The court process after being arrested for driving buzzed can dent your wallet. How much you spend depends on factors like the jurisdiction and the case’s specific circumstances. One of the biggest costs is an attorney’s fees. Inarguably, DUI charges can have a lasting impact on your life. Therefore, you might want to hire a DUI attorney to ensure you get the best possible outcome for your case. Besides, they can make the court process less stressful by handling some aspects on your behalf, such as paperwork and court appearances.

If you cannot afford to hire a lawyer, the court might appoint one for you. However, you might still be required to reimburse the state. Apart from attorney fees, you might incur other expenses, such as filing, court appearance, and probation fees. Not to mention other miscellaneous expenses, such as drug and alcohol testing fees.

For that reason, you might need to raise money fast, resorting to options like cash for campers and asking for help from family and friends. Even if you have the money, it still sets you back financially since you might have to spend some time out of work to attend court sessions.

9. Going to Prison

Driving buzzed can land you in prison, where the conditions are gutter and subhuman. The amount of time you spend in prison for a DUI conviction mainly depends on how many prior convictions you have. If you are a first-time wrongdoer, the jail term is six months or a year in most states. It is even shorter for other states, such as New Jersey. Subsequent convictions might attract a longer jail term. If the DUI has been classified as a felony, the prison sentence might be several years.

Unfortunately, spending time in prison can trigger or worsen symptoms of mental illness. Common adverse effects include denial, night terrors, increased hostility, and self-destructive behavior. Besides, spending time in prison can lead to disconnection. You will be separated from your social networks and loved ones, leading to more psychological distress. Separation from kids can be tough on women, leading to guilt and fear of losing the mother-child attachment. After serving your sentence, you might have difficulty socializing with people or securing job interviews.

10. Handing Over Lawyer’s Fees

Did you know your attorney can drop your case once it starts? Some of the reasons that might cause this include a lack of adequate resources to handle your case, personal matters, or a huge workload. Conversely, you might want to switch lawyers after you have been charged with driving buzzed. For instance, if you feel like you don’t get along, you might want to let them go.

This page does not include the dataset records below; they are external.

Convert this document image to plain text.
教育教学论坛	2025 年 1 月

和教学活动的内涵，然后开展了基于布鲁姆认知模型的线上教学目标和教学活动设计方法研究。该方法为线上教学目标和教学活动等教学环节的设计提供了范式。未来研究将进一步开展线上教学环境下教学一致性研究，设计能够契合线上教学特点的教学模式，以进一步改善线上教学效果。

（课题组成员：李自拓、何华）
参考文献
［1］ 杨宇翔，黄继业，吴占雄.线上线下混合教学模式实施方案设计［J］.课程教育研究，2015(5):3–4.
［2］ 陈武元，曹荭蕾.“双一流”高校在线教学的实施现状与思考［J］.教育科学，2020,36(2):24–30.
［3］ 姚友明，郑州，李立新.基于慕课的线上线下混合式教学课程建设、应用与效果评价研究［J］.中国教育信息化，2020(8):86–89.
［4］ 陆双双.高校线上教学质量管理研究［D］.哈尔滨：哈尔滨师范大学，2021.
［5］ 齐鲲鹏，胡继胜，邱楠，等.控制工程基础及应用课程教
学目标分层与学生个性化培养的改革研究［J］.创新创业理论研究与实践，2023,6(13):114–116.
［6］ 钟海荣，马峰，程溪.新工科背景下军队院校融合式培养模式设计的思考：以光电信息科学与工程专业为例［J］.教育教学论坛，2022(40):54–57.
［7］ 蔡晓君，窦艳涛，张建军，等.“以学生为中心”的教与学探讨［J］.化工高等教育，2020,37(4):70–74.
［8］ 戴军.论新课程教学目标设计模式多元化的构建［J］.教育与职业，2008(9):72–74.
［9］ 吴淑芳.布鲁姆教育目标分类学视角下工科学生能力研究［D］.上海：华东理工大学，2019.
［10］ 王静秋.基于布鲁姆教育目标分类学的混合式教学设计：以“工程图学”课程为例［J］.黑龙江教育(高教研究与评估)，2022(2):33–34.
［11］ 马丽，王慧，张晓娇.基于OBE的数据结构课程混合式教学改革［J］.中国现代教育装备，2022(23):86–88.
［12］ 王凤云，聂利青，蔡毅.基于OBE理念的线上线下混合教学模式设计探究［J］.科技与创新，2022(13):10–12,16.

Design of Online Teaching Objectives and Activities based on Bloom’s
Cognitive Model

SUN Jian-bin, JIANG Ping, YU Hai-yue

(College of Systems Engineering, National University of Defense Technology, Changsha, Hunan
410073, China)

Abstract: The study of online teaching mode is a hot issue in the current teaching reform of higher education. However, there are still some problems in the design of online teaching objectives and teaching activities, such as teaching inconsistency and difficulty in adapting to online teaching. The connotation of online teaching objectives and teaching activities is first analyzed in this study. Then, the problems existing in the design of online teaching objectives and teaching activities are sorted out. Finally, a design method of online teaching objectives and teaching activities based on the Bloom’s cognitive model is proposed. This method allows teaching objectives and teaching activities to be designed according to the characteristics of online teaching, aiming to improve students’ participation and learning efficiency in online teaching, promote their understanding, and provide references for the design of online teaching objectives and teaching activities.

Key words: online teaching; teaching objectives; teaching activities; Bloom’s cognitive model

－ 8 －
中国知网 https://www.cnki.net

You might also want to seek the services of another attorney if you can’t trust the first one. Other possible reasons you’d want to fire your attorney include sloppiness and constant unavailability. But before you part ways, you must compensate them for their out-of-pocket costs. These will be paid out of your pocket, which can put you in a tight spot financially. You might consider checking out repairable salvage Jeeps for sale to save money if you need another car.

Avoid Driving Buzzed

As you’ve seen, driving buzzed has serious consequences. So, how can you stay away from all that trouble? The best way to prevent drinking and driving is to plan ahead. For instance, you can choose a non-drinking designated driver if you go out with your friends. If you go out alone, consider using taxi services like Uber or Lyft. You can also take public transit. While it might not be glamorous, it is safer than driving buzzed.

Before entering any car, always verify that the driver is not drunk. And if you notice someone attempting to drive while buzzed, consider taking their keys away peacefully. If you are having drinks at a friend’s house, ask if you can spend the night. If that’s not an option, consider calling a friend to drive you home.

No matter how careful you are, it’s important to acknowledge that you might encounter drunk drivers. While you can’t possibly stop them, you can defend yourself from them. One of the ways to do so is to maintain a safe distance from the car in front of you, especially if you notice it swerving repeatedly. Properly using your seatbelt is also important to reduce the likelihood of a fatal crash. Remember, better safe than sorry.